Creating a Prediction
Object
Below, you find examples of how to create an object of each of the three supported types.
- Classification
- Bounding Box
- Segmentation Mask
- Polygon
Since we can have multiple classifications for for the same data unit (e.g. has a dog?
and has a cat?
) we need to uniquely identify them by providing the 3 hashes from the ontology.
prediction = Prediction(
data_hash="<your_data_hash>",
frame = 3, # optional frame for videos
confidence = 0.8,
classification=FrameClassification(
feature_hash="<your_feature_hash>",
attribute_hash="<your_attribute_hash>",
option_hash="<your_option_hash>",
),
)
To find the three hashes, we can inspect the ontology by running
encord-active print ontology
You should specify your BoundingBox
with relative coordinates and dimensions.
That is:
x
: x-coordinate of the top-left corner of the box divided by the image widthy
: y-coordinate of the top-left corner of the box divided by the image heightw
: box pixel width / image widthh
: box pixel height / image height
from encord_active.lib.db.predictions import BoundingBox, Prediction, Format, ObjectDetection
prediction = Prediction(
data_hash="<your_data_hash>",
frame = 3, # optional frame for videos
confidence = 0.8,
object=ObjectDetection(
feature_hash="<the_class_id>",
format = Format.BOUNDING_BOX,
# Your bounding box coordinates in relative terms (% of image width/height).
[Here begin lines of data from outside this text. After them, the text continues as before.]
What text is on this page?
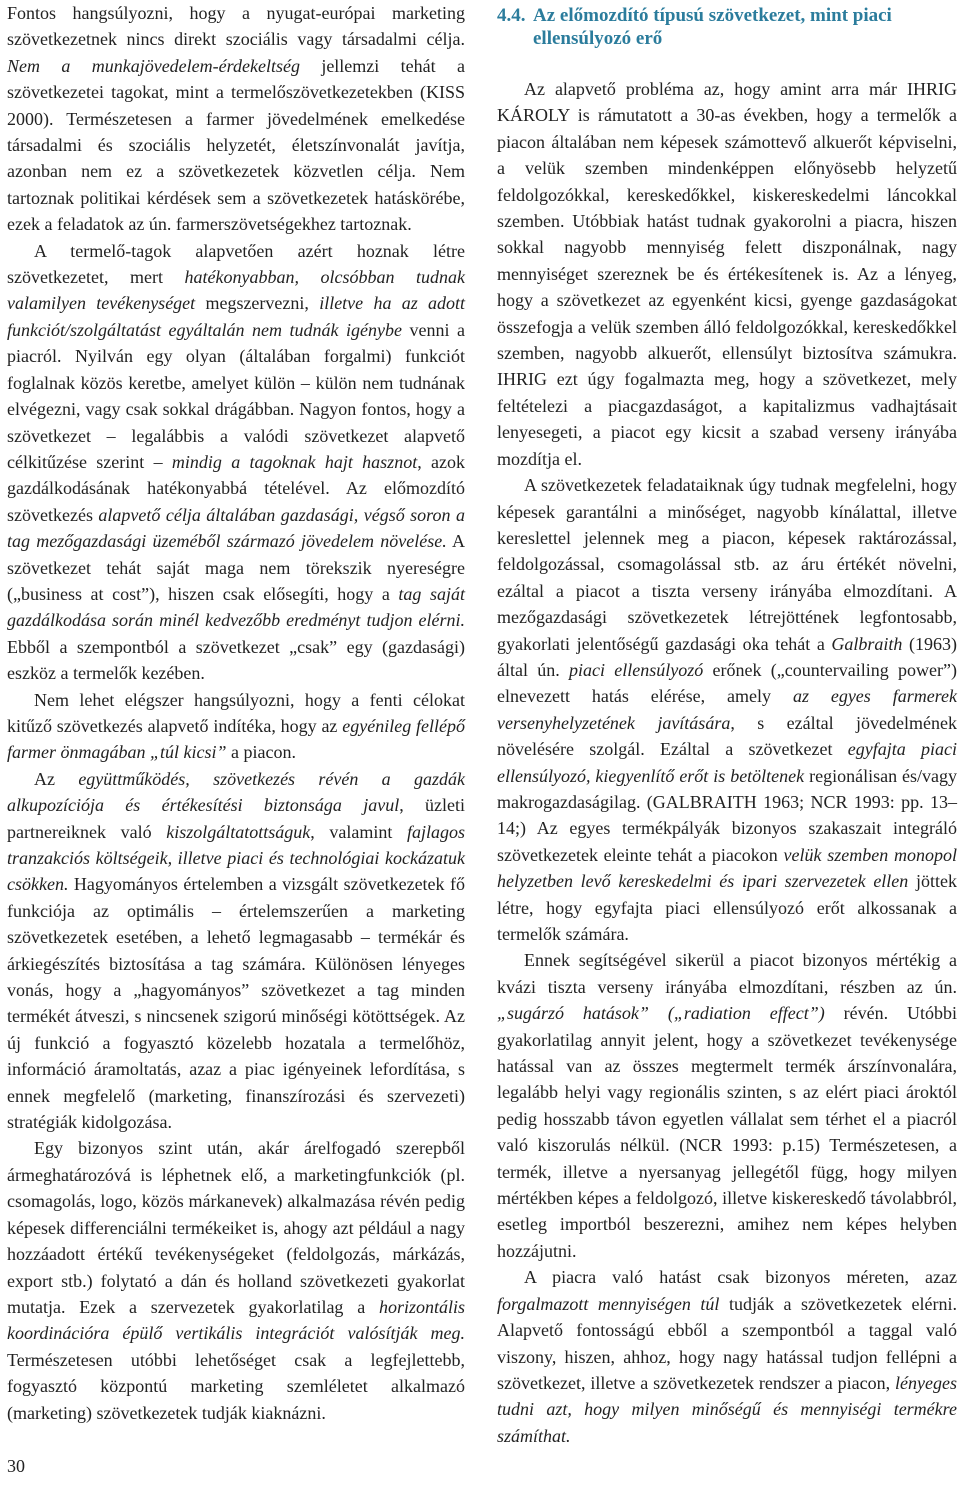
Fontos hangsúlyozni, hogy a nyugat-európai marketing szövetkezetnek nincs direkt szociális vagy társadalmi célja. Nem a munkajövedelem-érdekeltség jellemzi tehát a szövetkezetei tagokat, mint a termelőszövetkezetekben (KISS 2000). Természetesen a farmer jövedelmének emelkedése társadalmi és szociális helyzetét, életszínvonalát javítja, azonban nem ez a szövetkezetek közvetlen célja. Nem tartoznak politikai kérdések sem a szövetkezetek hatáskörébe, ezek a feladatok az ún. farmerszövetségekhez tartoznak.

A termelő-tagok alapvetően azért hoznak létre szövetkezetet, mert hatékonyabban, olcsóbban tudnak valamilyen tevékenységet megszervezni, illetve ha az adott funkciót/szolgáltatást egyáltalán nem tudnák igénybe venni a piacról. Nyilván egy olyan (általában forgalmi) funkciót foglalnak közös keretbe, amelyet külön – külön nem tudnának elvégezni, vagy csak sokkal drágábban. Nagyon fontos, hogy a szövetkezet – legalábbis a valódi szövetkezet alapvető célkitűzése szerint – mindig a tagoknak hajt hasznot, azok gazdálkodásának hatékonyabbá tételével. Az előmozdító szövetkezés alapvető célja általában gazdasági, végső soron a tag mezőgazdasági üzeméből származó jövedelem növelése. A szövetkezet tehát saját maga nem törekszik nyereségre („business at cost”), hiszen csak elősegíti, hogy a tag saját gazdálkodása során minél kedvezőbb eredményt tudjon elérni. Ebből a szempontból a szövetkezet „csak” egy (gazdasági) eszköz a termelők kezében.

Nem lehet elégszer hangsúlyozni, hogy a fenti célokat kitűző szövetkezés alapvető indítéka, hogy az egyénileg fellépő farmer önmagában „túl kicsi” a piacon.

Az együttműködés, szövetkezés révén a gazdák alkupozíciója és értékesítési biztonsága javul, üzleti partnereiknek való kiszolgáltatottságuk, valamint fajlagos tranzakciós költségeik, illetve piaci és technológiai kockázatuk csökken. Hagyományos értelemben a vizsgált szövetkezetek fő funkciója az optimális – értelemszerűen a marketing szövetkezetek esetében, a lehető legmagasabb – termékár és árkiegészítés biztosítása a tag számára. Különösen lényeges vonás, hogy a „hagyományos” szövetkezet a tag minden termékét átveszi, s nincsenek szigorú minőségi kötöttségek. Az új funkció a fogyasztó közelebb hozatala a termelőhöz, információ áramoltatás, azaz a piac igényeinek lefordítása, s ennek megfelelő (marketing, finanszírozási és szervezeti) stratégiák kidolgozása.

Egy bizonyos szint után, akár árelfogadó szerepből ármeghatározóvá is léphetnek elő, a marketingfunkciók (pl. csomagolás, logo, közös márkanevek) alkalmazása révén pedig képesek differenciálni termékeiket is, ahogy azt például a nagy hozzáadott értékű tevékenységeket (feldolgozás, márkázás, export stb.) folytató a dán és holland szövetkezeti gyakorlat mutatja. Ezek a szervezetek gyakorlatilag a horizontális koordinációra épülő vertikális integrációt valósítják meg. Természetesen utóbbi lehetőséget csak a legfejlettebb, fogyasztó központú marketing szemléletet alkalmazó (marketing) szövetkezetek tudják kiaknázni.

4.4. Az előmozdító típusú szövetkezet, mint piaci ellensúlyozó erő

Az alapvető probléma az, hogy amint arra már IHRIG KÁROLY is rámutatott a 30-as években, hogy a termelők a piacon általában nem képesek számottevő alkuerőt képviselni, a velük szemben mindenképpen előnyösebb helyzetű feldolgozókkal, kereskedőkkel, kiskereskedelmi láncokkal szemben. Utóbbiak hatást tudnak gyakorolni a piacra, hiszen sokkal nagyobb mennyiség felett diszponálnak, nagy mennyiséget szereznek be és értékesítenek is. Az a lényeg, hogy a szövetkezet az egyenként kicsi, gyenge gazdaságokat összefogja a velük szemben álló feldolgozókkal, kereskedőkkel szemben, nagyobb alkuerőt, ellensúlyt biztosítva számukra. IHRIG ezt úgy fogalmazta meg, hogy a szövetkezet, mely feltételezi a piacgazdaságot, a kapitalizmus vadhajtásait lenyesegeti, a piacot egy kicsit a szabad verseny irányába mozdítja el.

A szövetkezetek feladataiknak úgy tudnak megfelelni, hogy képesek garantálni a minőséget, nagyobb kínálattal, illetve kereslettel jelennek meg a piacon, képesek raktározással, feldolgozással, csomagolással stb. az áru értékét növelni, ezáltal a piacot a tiszta verseny irányába elmozdítani. A mezőgazdasági szövetkezetek létrejöttének legfontosabb, gyakorlati jelentőségű gazdasági oka tehát a Galbraith (1963) által ún. piaci ellensúlyozó erőnek („countervailing power”) elnevezett hatás elérése, amely az egyes farmerek versenyhelyzetének javítására, s ezáltal jövedelmének növelésére szolgál. Ezáltal a szövetkezet egyfajta piaci ellensúlyozó, kiegyenlítő erőt is betöltenek regionálisan és/vagy makrogazdaságilag. (GALBRAITH 1963; NCR 1993: pp. 13–14;) Az egyes termékpályák bizonyos szakaszait integráló szövetkezetek eleinte tehát a piacokon velük szemben monopol helyzetben levő kereskedelmi és ipari szervezetek ellen jöttek létre, hogy egyfajta piaci ellensúlyozó erőt alkossanak a termelők számára.

Ennek segítségével sikerül a piacot bizonyos mértékig a kvázi tiszta verseny irányába elmozdítani, részben az ún. „sugárzó hatások” („radiation effect”) révén. Utóbbi gyakorlatilag annyit jelent, hogy a szövetkezet tevékenysége hatással van az összes megtermelt termék árszínvonalára, legalább helyi vagy regionális szinten, s az elért piaci ároktól pedig hosszabb távon egyetlen vállalat sem térhet el a piacról való kiszorulás nélkül. (NCR 1993: p.15) Természetesen, a termék, illetve a nyersanyag jellegétől függ, hogy milyen mértékben képes a feldolgozó, illetve kiskereskedő távolabbról, esetleg importból beszerezni, amihez nem képes helyben hozzájutni.

A piacra való hatást csak bizonyos méreten, azaz forgalmazott mennyiségen túl tudják a szövetkezetek elérni. Alapvető fontosságú ebből a szempontból a taggal való viszony, hiszen, ahhoz, hogy nagy hatással tudjon fellépni a szövetkezet, illetve a szövetkezetek rendszer a piacon, lényeges tudni azt, hogy milyen minőségű és mennyiségi termékre számíthat.

30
data = BoundingBox(x=0.2, y=0.3, w=0.1, h=0.4),
),
)
If you don't have your bounding box represented in relative terms, you can convert it from pixel values like this:
img_h, img_w = 720, 1280 # the image size in pixels
BoundingBox(x=10/img_w, y=25/img_h, w=200/img_w, h=150/img_h)
You specify masks as binary numpy
arrays of size [height, width] and with dtype
np.uint8
.
from encord_active.lib.db.predictions import Prediction, Format
prediction = Prediction(
data_hash = "<your_data_hash>",
frame = 3, # optional frame for videos
confidence = 0.8,
object=ObjectDetection(
feature_hash="<the_class_id>",
format = Format.MASK,
# _binary_ np.ndarray of shape [h, w] and dtype np.uint8
data = mask
),
)
You should specify your Polygon
with relative coordinates as a numpy array of shape [num_points, 2]
.
That is, an array of relative (x
, y
) coordinates:
x
: relative x-coordinate of each point of the polygon (pixel coordinate / image width)y
: relative y-coordinate of each point of the polygon (pixel coordinate / image height)
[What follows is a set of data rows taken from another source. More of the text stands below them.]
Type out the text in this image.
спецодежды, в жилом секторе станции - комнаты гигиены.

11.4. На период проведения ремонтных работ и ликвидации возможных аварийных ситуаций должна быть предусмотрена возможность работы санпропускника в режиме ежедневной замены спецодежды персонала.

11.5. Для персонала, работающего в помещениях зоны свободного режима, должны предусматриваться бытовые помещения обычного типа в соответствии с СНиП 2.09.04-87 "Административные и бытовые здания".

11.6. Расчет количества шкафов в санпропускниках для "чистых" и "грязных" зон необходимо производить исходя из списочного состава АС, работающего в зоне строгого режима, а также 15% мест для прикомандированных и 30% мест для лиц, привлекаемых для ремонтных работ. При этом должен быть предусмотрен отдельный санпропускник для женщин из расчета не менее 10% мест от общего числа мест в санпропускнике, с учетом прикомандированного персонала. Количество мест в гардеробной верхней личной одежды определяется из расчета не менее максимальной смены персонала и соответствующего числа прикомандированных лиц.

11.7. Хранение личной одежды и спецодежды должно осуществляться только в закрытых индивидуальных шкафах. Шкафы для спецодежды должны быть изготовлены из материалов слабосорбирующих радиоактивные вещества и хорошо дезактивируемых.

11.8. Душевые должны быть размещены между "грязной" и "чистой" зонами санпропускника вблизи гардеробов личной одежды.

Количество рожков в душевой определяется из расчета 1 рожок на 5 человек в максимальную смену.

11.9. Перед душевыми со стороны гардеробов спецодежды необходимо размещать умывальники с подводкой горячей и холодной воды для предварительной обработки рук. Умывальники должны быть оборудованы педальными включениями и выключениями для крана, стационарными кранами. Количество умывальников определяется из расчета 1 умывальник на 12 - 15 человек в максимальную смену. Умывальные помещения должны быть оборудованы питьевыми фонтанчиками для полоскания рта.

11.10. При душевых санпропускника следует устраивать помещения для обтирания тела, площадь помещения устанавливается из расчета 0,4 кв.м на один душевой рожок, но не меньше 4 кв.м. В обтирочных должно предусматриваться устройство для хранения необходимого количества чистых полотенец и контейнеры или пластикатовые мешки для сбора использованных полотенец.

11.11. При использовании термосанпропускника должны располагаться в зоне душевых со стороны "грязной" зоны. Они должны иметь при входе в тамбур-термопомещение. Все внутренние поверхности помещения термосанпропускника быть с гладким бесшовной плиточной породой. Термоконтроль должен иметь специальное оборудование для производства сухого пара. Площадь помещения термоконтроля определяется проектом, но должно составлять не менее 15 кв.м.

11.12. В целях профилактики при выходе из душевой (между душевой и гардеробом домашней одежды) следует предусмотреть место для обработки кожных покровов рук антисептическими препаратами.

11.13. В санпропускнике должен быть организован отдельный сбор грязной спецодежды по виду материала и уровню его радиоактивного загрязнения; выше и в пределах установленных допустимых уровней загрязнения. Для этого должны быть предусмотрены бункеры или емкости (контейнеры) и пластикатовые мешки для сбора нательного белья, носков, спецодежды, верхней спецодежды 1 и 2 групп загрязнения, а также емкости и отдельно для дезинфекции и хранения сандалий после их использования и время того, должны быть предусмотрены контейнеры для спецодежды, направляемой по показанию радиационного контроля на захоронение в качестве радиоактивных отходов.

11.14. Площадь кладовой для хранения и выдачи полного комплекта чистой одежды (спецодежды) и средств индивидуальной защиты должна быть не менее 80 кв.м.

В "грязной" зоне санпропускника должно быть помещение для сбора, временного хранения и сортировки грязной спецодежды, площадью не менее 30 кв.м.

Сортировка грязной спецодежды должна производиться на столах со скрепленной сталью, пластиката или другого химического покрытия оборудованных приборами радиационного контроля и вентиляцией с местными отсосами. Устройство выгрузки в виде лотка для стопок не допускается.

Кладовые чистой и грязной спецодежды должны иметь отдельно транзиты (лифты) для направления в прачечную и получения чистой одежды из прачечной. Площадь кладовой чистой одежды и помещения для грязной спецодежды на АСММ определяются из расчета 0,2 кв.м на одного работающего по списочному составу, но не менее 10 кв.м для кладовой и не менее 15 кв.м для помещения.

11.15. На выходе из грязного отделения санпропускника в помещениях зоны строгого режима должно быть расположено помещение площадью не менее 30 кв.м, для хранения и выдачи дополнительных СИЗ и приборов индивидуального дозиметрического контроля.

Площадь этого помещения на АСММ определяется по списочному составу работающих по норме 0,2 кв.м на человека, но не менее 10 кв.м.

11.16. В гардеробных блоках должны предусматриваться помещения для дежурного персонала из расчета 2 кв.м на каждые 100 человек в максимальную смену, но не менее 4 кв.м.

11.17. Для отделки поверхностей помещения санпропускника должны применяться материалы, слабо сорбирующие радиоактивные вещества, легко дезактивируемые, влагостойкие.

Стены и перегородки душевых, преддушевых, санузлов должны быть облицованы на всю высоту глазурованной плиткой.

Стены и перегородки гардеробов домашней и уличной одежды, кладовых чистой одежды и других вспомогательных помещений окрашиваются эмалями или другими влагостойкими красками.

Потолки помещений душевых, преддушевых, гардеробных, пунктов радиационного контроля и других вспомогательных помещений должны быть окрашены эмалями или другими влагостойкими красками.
from encord_active.lib.db.predictions import Prediction, Format
import numpy as np
polygon = np.array([
# x y
[0.2, 0.1],
[0.2, 0.4],
[0.3, 0.4],
[0.3, 0.1],
])
prediction = Prediction(
data_hash = "<your_data_hash>",
frame = 3, # optional frame for videos
confidence = 0.8,
object=ObjectDetection(
feature_hash="<the_class_id>",
format = Format.POLYGON,
# np.ndarray of shape [n, 2] and dtype float in range [0,1]
data = polygon
),
)
If you have your polygon represented in absolute terms of pixel locations, you can convert it to relative terms like this:
img_h, img_w = 720, 1280 # the image size in pixels
polygon = polygon / np.array([[img_w, img_h]])
Notice the double braces [[img_w, img_h]]
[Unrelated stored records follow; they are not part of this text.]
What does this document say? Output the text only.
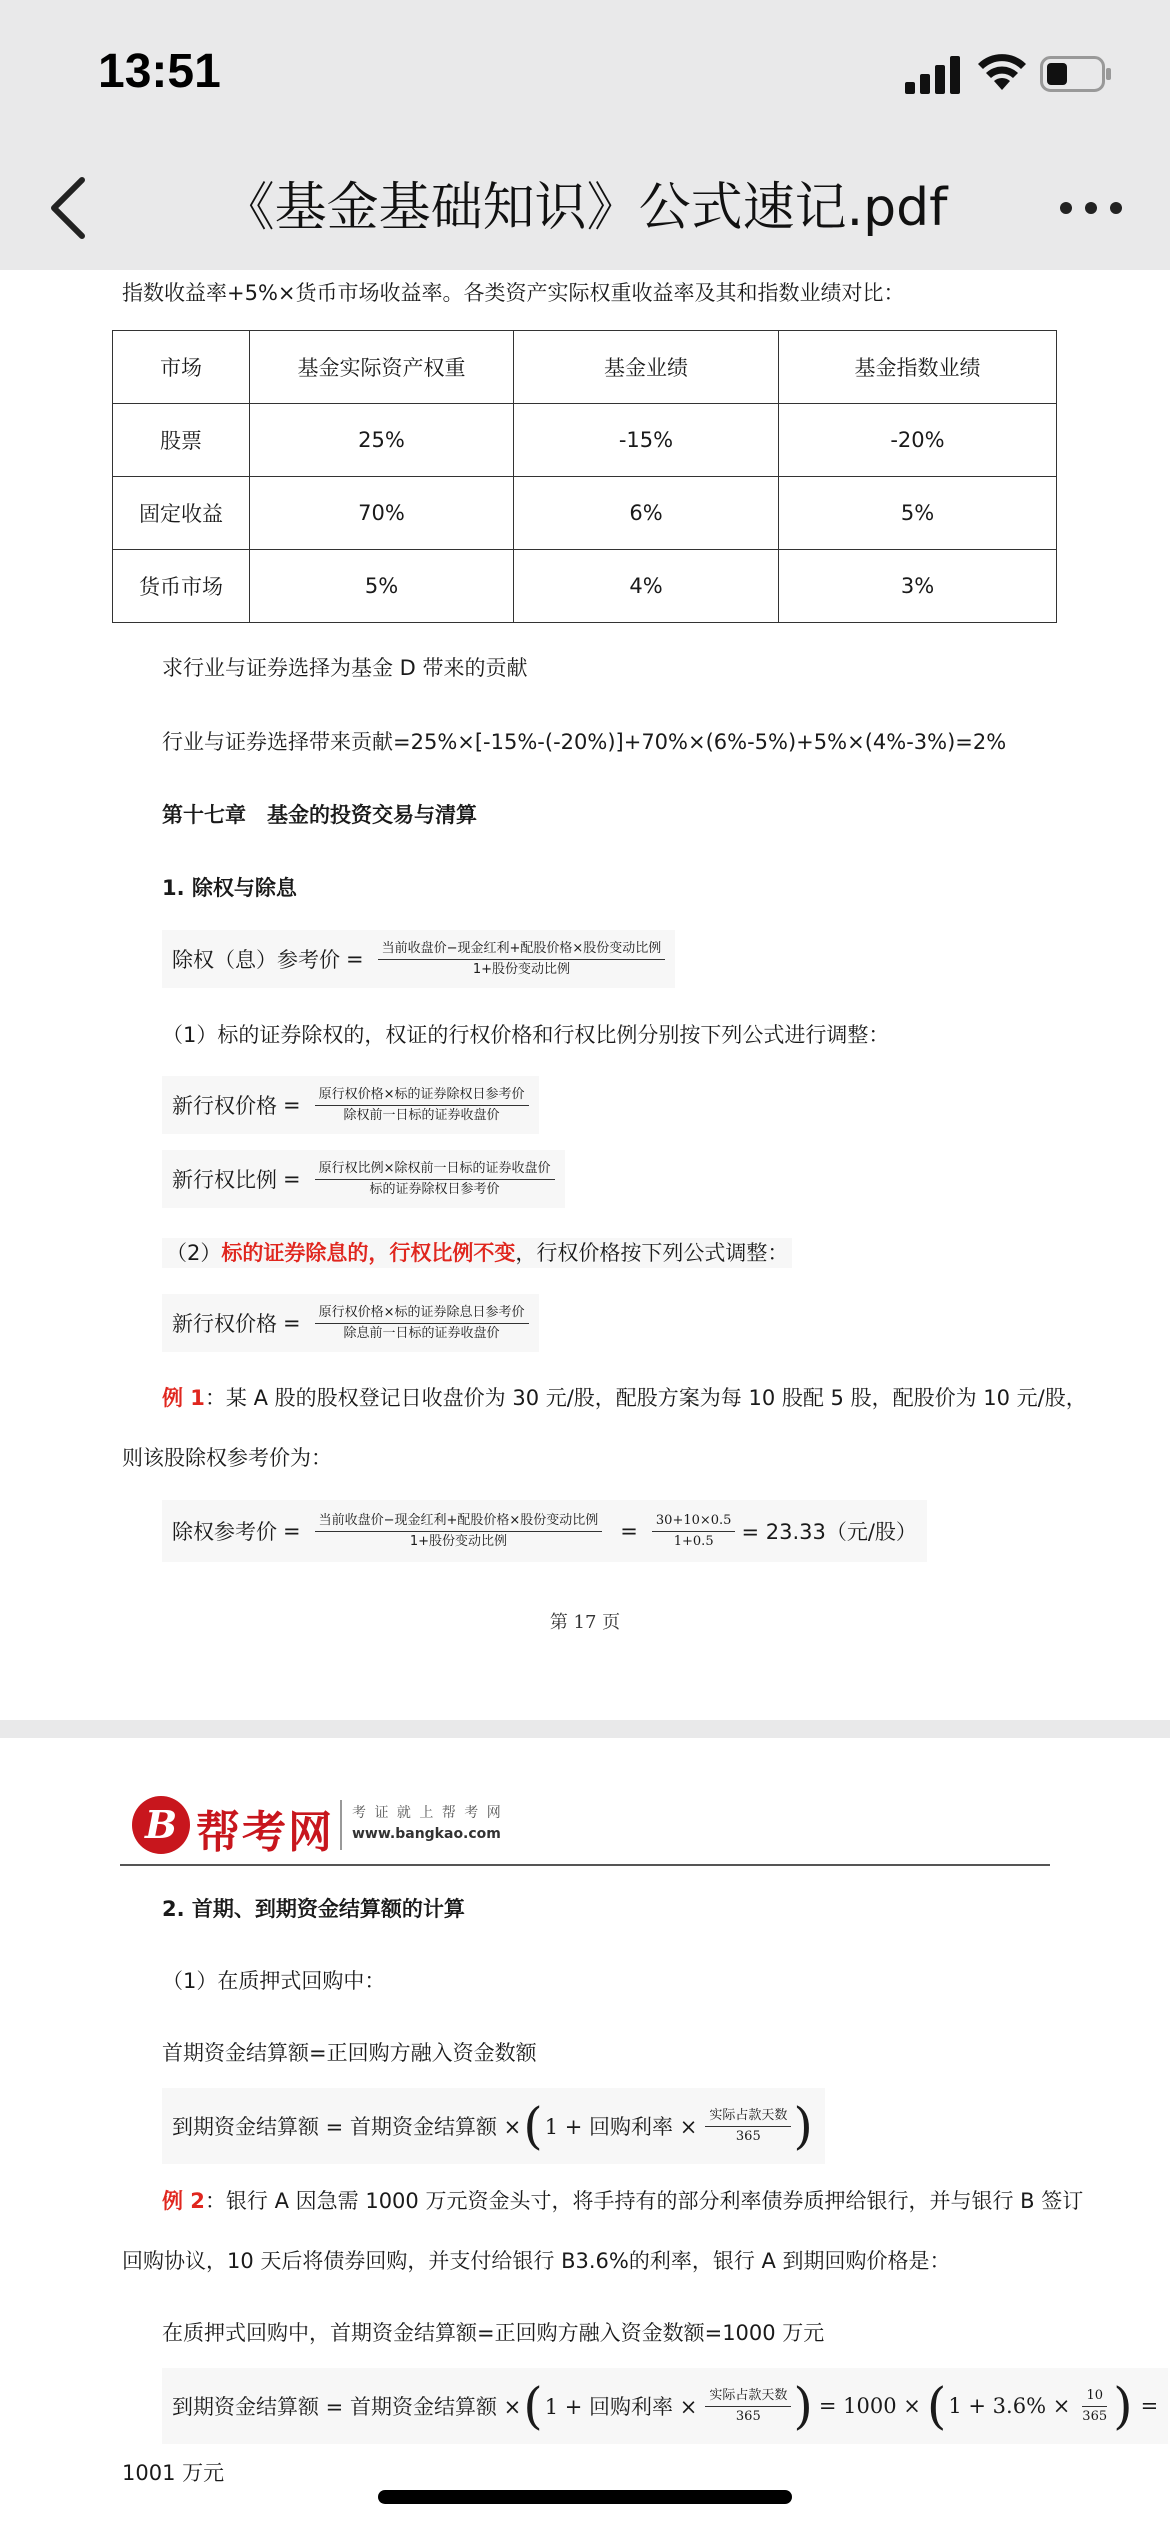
13:51
《基金基础知识》公式速记.pdf
指数收益率+5%×货币市场收益率。各类资产实际权重收益率及其和指数业绩对比：
市场	基金实际资产权重	基金业绩	基金指数业绩
股票	25%	-15%	-20%
固定收益	70%	6%	5%
货币市场	5%	4%	3%
求行业与证券选择为基金 D 带来的贡献
行业与证券选择带来贡献=25%×[-15%-(-20%)]+70%×(6%-5%)+5%×(4%-3%)=2%
第十七章　基金的投资交易与清算
1. 除权与除息
除权（息）参考价 = $\frac{\text{当前收盘价−现金红利+配股价格×股份变动比例}}{\text{1+股份变动比例}}$
（1）标的证券除权的，权证的行权价格和行权比例分别按下列公式进行调整：
新行权价格 = $\frac{\text{原行权价格×标的证券除权日参考价}}{\text{除权前一日标的证券收盘价}}$
新行权比例 = $\frac{\text{原行权比例×除权前一日标的证券收盘价}}{\text{标的证券除权日参考价}}$
（2）标的证券除息的，行权比例不变，行权价格按下列公式调整：
新行权价格 = $\frac{\text{原行权价格×标的证券除息日参考价}}{\text{除息前一日标的证券收盘价}}$
例 1：某 A 股的股权登记日收盘价为 30 元/股，配股方案为每 10 股配 5 股，配股价为 10 元/股，
则该股除权参考价为：
除权参考价 = $\frac{\text{当前收盘价−现金红利+配股价格×股份变动比例}}{\text{1+股份变动比例}} = \frac{30+10\times 0.5}{1+0.5} = 23.33$（元/股）
第 17 页
B 帮考网 考 证 就 上 帮 考 网
www.bangkao.com
2. 首期、到期资金结算额的计算
（1）在质押式回购中：
首期资金结算额=正回购方融入资金数额
到期资金结算额 = 首期资金结算额 × ( 1 + 回购利率 × $\frac{\text{实际占款天数}}{365}$ )
例 2：银行 A 因急需 1000 万元资金头寸，将手持有的部分利率债券质押给银行，并与银行 B 签订
回购协议，10 天后将债券回购，并支付给银行 B3.6%的利率，银行 A 到期回购价格是：
在质押式回购中，首期资金结算额=正回购方融入资金数额=1000 万元
到期资金结算额 = 首期资金结算额 × ( 1 + 回购利率 × $\frac{\text{实际占款天数}}{365}$ ) = 1000 × ( $1 + 3.6\% \times \frac{10}{365}$ ) =
1001 万元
to get an array of shape [1, 2]
.
Preparing the Pickle File
Now you're ready to prepare the file.
You can copy the appropriate snippet based on your prediction format from above and paste it in the code below.
Note the highlighted line, which defines where the .pkl
file will be stored.
from encord_active.lib.db.predictions import Prediction, Format
predictions_to_store = []
for prediction in my_predictions: # Iterate over your predictions
predictions_to_store.append(
# PASTE appropriate prediction snippet from above
)
with open("/path/to/predictions.pkl", "wb") as f:
pickle.dump(predictions_to_store, f)
In the above code snippet, you will have to fetch the data_hash
, class_id
, etc. ready from the for loop in line 5.
3. Import Your Predictions via the CLI
To import the predictions into Encord Active, you run the following command from the command line:
encord-active import predictions /path/to/predictions.pkl
This will import your predictions into Encord Active and run all the metrics on your predictions.